Across an open space in the pinyons a gray form flashed. I leaped off
Satan and knelt to get a better view under the trees. I soon made out
another deer passing along the base of the cliff. Mounting again, I
rode up to the cliff to wait for Sounder.
A long time I had to wait for the hound. It proved that the atmosphere
was as deceiving in regard to sound as to sight. Finally Sounder came
running along the wall. I got off to intercept him. The crazy
fellow—he had never responded to my overtures of friendship—uttered
short, sharp yelps of delight, and actually leaped into my arms. But I
could not hold him. He darted upon the trail again and paid no heed to
my angry shouts. With a resolve to overhaul him, I jumped on Satan and
whirled after the hound.
The black stretched out with such a stride that I was at pains to keep
my seat. I dodged the jutting rocks and projecting snags; felt stinging
branches in my face and the rush of sweet, dry wind. Under the
crumbling walls, over slopes of weathered stone and droppings of
shelving rock, round protruding noses of cliff, over and under pinyons
Satan thundered. He came out on the top of the ridge, at the narrow
back I had called a saddle. Here I caught a glimpse of Sounder far
below, going down into the ravine from which I had ascended some time
before. I called to him, but I might as well have called to the wind.
Weary to the point of exhaustion, I once more turned Satan toward camp.
I lay forward on his neck and let him have his will. Far down the
ravine I awoke to strange sounds, and soon recognized the cracking of
iron-shod hoofs against stone; then voices. Turning an abrupt bend in
the sandy wash, I ran into Jones and Wallace.
"Fall in! Line up in the sad procession!" said Jones. "Tige and the pup
are faithful. The rest of the dogs are somewhere between the Grand
Canyon and the Utah desert."
I related my adventures, and tried to spare Moze and Sounder as much as
conscience would permit.
"Hard luck!" commented Jones. "Just as the hounds jumped the
cougar—Oh! they bounced him out of the rocks all right—don't you
remember, just under that cliff wall where you and Wallace came up to
me? Well, just as they jumped him, they ran right into fresh deer
tracks. I saw one of the deer. Now that's too much for any hounds,
except those trained for lions. I shot at Moze twice, but couldn't turn
him. He has to be hurt, they've all got to be hurt to make them
Wallace told of a wild ride somewhere in Jones's wake, and of sundry
knocks and bruises he had sustained, of pieces of corduroy he had left
decorating the cedars and of a most humiliating event, where a gaunt
and bare pinyon snag had penetrated under his belt and lifted him, mad
and kicking, off his horse.
"These Western nags will hang you on a line every chance they get,"

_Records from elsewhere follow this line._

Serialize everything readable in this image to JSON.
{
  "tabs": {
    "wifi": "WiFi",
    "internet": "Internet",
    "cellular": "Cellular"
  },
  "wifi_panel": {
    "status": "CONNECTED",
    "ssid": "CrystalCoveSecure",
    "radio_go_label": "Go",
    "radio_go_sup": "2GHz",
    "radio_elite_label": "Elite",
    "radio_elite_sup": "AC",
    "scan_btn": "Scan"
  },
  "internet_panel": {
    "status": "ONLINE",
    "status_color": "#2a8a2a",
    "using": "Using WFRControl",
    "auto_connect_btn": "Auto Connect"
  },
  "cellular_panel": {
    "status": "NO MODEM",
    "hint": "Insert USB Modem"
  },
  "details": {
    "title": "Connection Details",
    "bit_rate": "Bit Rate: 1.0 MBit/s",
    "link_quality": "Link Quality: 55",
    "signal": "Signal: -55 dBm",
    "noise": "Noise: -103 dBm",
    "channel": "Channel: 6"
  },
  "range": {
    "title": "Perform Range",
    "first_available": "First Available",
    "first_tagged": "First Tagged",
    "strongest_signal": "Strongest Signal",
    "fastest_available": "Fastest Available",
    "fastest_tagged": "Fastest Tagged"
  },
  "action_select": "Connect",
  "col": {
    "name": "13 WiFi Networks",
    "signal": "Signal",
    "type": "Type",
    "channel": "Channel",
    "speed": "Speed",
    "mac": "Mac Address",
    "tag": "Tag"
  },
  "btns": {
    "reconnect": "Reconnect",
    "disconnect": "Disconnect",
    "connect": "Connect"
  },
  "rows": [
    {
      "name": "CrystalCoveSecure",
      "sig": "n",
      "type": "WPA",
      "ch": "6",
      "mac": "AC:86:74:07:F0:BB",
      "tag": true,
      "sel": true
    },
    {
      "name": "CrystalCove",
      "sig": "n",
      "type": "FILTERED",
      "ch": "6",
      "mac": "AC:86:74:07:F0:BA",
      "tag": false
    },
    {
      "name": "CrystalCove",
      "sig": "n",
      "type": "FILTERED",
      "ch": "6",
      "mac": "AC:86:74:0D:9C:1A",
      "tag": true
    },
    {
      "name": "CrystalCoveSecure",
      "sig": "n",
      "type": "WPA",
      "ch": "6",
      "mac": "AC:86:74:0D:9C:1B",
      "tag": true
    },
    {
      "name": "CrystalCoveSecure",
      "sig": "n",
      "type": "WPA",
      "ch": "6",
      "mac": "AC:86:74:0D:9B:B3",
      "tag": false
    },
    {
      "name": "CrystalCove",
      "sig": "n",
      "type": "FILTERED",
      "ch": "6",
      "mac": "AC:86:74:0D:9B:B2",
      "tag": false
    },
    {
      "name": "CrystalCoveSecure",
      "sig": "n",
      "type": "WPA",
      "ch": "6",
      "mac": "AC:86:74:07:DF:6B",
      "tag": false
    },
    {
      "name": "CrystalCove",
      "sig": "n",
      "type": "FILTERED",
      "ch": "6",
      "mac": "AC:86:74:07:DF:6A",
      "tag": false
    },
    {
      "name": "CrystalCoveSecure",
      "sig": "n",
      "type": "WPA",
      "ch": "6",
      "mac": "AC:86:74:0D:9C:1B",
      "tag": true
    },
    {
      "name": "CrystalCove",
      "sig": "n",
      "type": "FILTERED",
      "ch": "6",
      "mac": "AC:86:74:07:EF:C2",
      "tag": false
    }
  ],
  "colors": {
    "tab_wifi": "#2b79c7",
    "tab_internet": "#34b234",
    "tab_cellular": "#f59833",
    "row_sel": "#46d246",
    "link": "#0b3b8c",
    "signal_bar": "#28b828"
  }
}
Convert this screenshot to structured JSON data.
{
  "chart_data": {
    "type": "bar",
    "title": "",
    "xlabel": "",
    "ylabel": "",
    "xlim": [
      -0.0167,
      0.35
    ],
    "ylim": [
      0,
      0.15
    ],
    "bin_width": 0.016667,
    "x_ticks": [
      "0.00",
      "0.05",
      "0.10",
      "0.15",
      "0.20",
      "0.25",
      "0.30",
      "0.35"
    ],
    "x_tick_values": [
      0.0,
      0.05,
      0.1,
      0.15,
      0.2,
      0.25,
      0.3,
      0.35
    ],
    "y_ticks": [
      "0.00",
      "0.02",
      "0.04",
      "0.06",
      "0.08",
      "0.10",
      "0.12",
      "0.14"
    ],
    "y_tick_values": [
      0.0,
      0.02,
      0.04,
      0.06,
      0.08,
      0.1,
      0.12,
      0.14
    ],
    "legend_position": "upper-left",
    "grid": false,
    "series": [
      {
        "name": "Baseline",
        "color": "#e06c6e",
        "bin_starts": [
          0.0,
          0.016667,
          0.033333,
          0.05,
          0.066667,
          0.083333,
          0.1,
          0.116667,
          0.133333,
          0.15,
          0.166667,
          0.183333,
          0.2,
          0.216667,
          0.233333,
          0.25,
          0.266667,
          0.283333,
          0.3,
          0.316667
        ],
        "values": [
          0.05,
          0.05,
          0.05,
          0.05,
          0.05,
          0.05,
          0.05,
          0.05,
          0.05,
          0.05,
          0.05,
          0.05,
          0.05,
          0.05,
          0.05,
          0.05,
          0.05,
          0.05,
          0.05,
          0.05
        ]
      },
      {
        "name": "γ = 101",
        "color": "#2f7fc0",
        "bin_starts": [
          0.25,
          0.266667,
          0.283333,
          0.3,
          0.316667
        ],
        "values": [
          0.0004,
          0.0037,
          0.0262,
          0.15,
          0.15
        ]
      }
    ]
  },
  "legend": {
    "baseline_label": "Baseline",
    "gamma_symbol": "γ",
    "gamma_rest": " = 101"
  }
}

declared Jones, "and don't you overlook that. Well, there's the cabin.
We'd better stay here a few days or a week and break in the dogs and
horses, for this day's work was apple pie to what we'll get in the
I groaned inwardly, and was remorselessly glad to see Wallace fall off
his horse and walk on one leg to the cabin. When I got my saddle off
Satan, had given him a drink and hobbled him, I crept into the cabin
and dropped like a log. I felt as if every bone in my body was broken
and my flesh was raw. I got gleeful gratification from Wallace's
complaints, and Jones's remark that he had a stitch in his back. So
ended the first chase after cougars.